Citation capsule: CBAM entered force under EU Regulation 2023/956 on 17 May 2023. The transitional reporting phase ran 1 October 2023 to 31 December 2025. The definitive phase began 1 January 2026, with importers required to surrender certificates equal to embedded emissions priced at the EU ETS weekly average (European Commission, 2026).

How does CBAM differ from a normal customs duty?

A customs duty is a fixed percentage of declared value applied at the border. CBAM is variable. It depends on three moving parts: the embedded emissions of the specific shipment, the EUA price on the surrender date, and any carbon price already paid in the country of origin. That last factor matters because Turkey, the UK, and South Korea operate their own ETS schemes that partially offset CBAM exposure.

What's the current scope of CBAM in 2026?

CBAM in 2026 covers six sectors listed in Annex I of Regulation 2023/956: cement, iron and steel, aluminum, fertilizers, hydrogen, and electricity. The Commission estimates these six categories represent roughly 50% of EU ETS emissions and over 95% of identified carbon-leakage risk in heavy industry (European Commission Impact Assessment, 2021). Textiles, footwear, leather, glass, and chemicals stayed out of Phase 1.

The selection criteria came from recital 29 of the regulation: high carbon intensity, significant trade exposure, and demonstrated leakage risk. Heavy industry scored on all three. Apparel scored high on trade exposure but lower on the leakage and intensity tests because emissions are spread across a fragmented multi-tier value chain that the Commission could not standardize in time for Phase 1.

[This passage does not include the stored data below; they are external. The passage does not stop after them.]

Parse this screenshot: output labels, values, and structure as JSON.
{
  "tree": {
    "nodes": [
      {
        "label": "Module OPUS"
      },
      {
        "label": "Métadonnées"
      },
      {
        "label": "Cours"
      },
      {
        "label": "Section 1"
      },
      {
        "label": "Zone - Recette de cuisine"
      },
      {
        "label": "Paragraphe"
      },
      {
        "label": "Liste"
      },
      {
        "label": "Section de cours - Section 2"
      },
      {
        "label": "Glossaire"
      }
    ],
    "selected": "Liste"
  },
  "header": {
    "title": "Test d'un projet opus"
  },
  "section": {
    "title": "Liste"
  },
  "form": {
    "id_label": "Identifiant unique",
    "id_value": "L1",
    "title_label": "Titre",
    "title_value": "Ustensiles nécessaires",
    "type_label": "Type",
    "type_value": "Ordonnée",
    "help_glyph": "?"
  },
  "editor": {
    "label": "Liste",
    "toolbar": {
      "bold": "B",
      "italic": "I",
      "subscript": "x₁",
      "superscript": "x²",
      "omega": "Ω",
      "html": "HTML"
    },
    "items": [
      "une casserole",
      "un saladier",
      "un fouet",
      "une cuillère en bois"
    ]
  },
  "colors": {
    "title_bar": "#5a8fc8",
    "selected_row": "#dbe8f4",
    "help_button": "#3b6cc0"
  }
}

The 2024 to 2025 transitional period was reporting-only, with no certificate purchases. Importers filed quarterly CBAM reports listing embedded direct emissions, embedded indirect emissions, country of origin, and any carbon price paid abroad. From January 2026 forward, those same reports trigger a financial obligation.

Which CN codes are in scope today?

Annex I lists hundreds of specific eight-digit Combined Nomenclature codes within the six sectors. Steel covers most flat and long products plus selected downstream items like screws and bolts. Cement covers clinker and finished cement. Aluminum covers raw and semi-finished forms. None of the textile chapters (50 to 63) appear, and footwear (chapter 64) is also excluded.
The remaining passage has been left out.